第54回

第54回理学療法士国家試験 午後問題30

膝関節内反変形のある変形性膝関節症患者にみられる歩行の特徴はどれか。2つ選べ。

  1. 立脚相:外側スラスト
  2. 立脚相:立脚側への体幹傾斜
  3. 立脚相:立脚肢の反張膝
  4. 遊脚相:分回し
  5. 遊脚相:遊脚側の骨盤下制

解答解説

正解は1と2です。

膝関節内反変形(O脚)を伴う変形性膝関節症では、歩行時に外側スラスト立脚側への体幹傾斜が観察されることがあります。外側スラストは、膝関節の内反モーメントが強調されることで生じる現象です。また、立脚側への体幹傾斜は、痛みを軽減するために荷重を膝関節の内側から外側へ逃がす代償的な動作です。

選択肢の解説

  1. 立脚相:外側スラスト
    正解です。外側スラストとは、立脚相で膝関節が外側に瞬間的に動く現象を指します。内反変形がある膝関節では、内側の支持構造に負担がかかり、歩行時に外側スラストが生じやすくなります。
  2. 立脚相:立脚側への体幹傾斜
    正解です。体幹を立脚側に傾けることで膝関節への荷重を減らし、痛みを軽減する代償動作です。特に変形が進行した患者でよく見られます。
  3. 立脚相:立脚肢の反張膝
    誤りです。反張膝(膝関節の過伸展)は主に筋力低下や神経疾患に関連し、変形性膝関節症では通常見られません。内反変形による歩行パターンには該当しません。
  4. 遊脚相:分回し
    誤りです。

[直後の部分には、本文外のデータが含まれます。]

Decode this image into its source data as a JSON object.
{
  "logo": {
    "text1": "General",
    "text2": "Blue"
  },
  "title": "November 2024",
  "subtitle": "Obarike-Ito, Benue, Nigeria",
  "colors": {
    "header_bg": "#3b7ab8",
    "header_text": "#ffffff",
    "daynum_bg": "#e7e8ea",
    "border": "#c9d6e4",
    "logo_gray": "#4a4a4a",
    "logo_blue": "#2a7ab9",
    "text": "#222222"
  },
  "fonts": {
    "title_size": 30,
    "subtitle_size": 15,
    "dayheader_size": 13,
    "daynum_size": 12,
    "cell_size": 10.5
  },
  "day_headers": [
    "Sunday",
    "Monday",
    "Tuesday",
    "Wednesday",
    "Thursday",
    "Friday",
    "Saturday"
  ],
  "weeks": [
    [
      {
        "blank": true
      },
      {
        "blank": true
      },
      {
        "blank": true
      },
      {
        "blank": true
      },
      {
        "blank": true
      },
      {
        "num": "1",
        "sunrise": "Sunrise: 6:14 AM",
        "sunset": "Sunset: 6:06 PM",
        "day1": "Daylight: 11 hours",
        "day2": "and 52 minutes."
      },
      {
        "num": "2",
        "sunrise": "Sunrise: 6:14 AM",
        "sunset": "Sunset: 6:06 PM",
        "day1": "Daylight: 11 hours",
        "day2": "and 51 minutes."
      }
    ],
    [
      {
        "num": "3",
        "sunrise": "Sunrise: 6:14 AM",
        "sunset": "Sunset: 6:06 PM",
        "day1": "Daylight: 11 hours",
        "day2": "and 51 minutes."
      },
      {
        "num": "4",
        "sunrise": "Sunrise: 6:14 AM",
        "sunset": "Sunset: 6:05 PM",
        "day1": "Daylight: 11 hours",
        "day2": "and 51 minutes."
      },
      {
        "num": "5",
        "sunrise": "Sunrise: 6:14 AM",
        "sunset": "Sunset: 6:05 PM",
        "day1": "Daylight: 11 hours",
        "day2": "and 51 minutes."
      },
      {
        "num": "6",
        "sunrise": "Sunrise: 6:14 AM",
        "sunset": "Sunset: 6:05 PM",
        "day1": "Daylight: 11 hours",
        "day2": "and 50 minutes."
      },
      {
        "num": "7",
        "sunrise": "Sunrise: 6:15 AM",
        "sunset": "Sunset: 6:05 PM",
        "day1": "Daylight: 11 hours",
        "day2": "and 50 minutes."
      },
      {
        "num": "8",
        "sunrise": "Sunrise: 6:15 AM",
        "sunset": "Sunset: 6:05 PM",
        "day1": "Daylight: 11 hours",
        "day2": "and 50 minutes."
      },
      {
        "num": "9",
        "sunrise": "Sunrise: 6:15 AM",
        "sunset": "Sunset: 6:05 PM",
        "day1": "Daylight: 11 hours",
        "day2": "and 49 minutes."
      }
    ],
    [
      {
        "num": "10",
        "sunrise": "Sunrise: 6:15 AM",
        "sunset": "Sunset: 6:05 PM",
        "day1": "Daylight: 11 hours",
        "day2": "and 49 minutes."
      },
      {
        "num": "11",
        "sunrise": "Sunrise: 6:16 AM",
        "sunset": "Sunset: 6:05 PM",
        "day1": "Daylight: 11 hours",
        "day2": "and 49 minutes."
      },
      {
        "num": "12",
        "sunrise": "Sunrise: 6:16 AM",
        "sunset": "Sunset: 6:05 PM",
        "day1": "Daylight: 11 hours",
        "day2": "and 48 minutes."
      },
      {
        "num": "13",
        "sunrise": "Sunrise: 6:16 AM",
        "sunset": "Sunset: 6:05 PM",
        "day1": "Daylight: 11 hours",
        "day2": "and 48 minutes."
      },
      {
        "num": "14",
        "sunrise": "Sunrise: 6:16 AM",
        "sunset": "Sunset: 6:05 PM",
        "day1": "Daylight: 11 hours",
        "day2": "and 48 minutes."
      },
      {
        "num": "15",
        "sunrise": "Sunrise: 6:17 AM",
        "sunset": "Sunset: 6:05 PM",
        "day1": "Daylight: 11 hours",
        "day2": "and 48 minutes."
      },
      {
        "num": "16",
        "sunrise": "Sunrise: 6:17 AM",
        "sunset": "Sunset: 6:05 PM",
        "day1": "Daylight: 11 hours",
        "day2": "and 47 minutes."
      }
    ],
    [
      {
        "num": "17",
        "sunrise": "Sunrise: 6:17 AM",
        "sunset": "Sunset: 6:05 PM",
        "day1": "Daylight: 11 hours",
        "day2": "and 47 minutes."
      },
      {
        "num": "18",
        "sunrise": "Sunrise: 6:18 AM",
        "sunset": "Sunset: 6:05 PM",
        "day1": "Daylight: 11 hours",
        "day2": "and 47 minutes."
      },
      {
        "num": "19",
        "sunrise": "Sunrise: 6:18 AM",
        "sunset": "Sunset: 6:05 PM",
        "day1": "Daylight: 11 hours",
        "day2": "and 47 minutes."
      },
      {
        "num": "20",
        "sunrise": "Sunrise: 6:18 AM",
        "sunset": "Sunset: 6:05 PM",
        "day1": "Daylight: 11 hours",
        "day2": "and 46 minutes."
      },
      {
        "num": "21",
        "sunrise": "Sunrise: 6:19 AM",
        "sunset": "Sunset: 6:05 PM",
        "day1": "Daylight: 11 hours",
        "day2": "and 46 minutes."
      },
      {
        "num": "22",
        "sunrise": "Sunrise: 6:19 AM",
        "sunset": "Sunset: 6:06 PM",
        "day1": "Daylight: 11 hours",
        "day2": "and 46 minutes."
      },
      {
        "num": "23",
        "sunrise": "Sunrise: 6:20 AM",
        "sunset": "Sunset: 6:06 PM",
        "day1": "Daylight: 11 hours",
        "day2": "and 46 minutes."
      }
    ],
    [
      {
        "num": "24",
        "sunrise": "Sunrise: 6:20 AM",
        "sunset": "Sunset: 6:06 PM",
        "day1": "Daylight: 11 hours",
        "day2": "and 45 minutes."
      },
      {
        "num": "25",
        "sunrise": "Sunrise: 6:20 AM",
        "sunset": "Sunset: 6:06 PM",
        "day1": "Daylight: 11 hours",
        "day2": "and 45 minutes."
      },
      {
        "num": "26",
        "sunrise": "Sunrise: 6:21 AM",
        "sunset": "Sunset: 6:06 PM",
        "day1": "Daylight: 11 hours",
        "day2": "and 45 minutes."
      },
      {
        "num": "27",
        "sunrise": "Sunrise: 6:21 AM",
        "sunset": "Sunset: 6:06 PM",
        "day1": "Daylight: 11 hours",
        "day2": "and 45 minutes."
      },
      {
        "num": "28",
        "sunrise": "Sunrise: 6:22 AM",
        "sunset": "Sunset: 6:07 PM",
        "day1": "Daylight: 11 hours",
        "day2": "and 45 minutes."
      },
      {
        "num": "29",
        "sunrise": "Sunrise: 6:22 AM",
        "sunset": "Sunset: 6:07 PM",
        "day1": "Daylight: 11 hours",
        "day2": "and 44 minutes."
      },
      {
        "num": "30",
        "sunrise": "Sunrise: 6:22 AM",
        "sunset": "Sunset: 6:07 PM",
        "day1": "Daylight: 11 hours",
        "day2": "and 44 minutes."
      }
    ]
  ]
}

分回し歩行(円を描くように遊脚肢を外側に振る)は下肢の長さの違いや股関節屈曲制限、麻痺によるものが主であり、膝関節内反変形特有の歩行特徴ではありません。
  5. 遊脚相:遊脚側の骨盤下制
    誤りです。遊脚側の骨盤下制(トレンデレンブルグ歩行)は中殿筋の筋力低下に起因します。膝関節内反変形とは直接的な関連がありません。

ワンポイントアドバイス

膝関節内反変形がある患者の歩行では、内側構造への負担軽減や疼痛回避を目的とした代償動作が多く見られます。外側スラストや立脚側への体幹傾斜はその代表例です。これらの歩行特徴を観察し、適切な理学療法介入を考えることが重要です。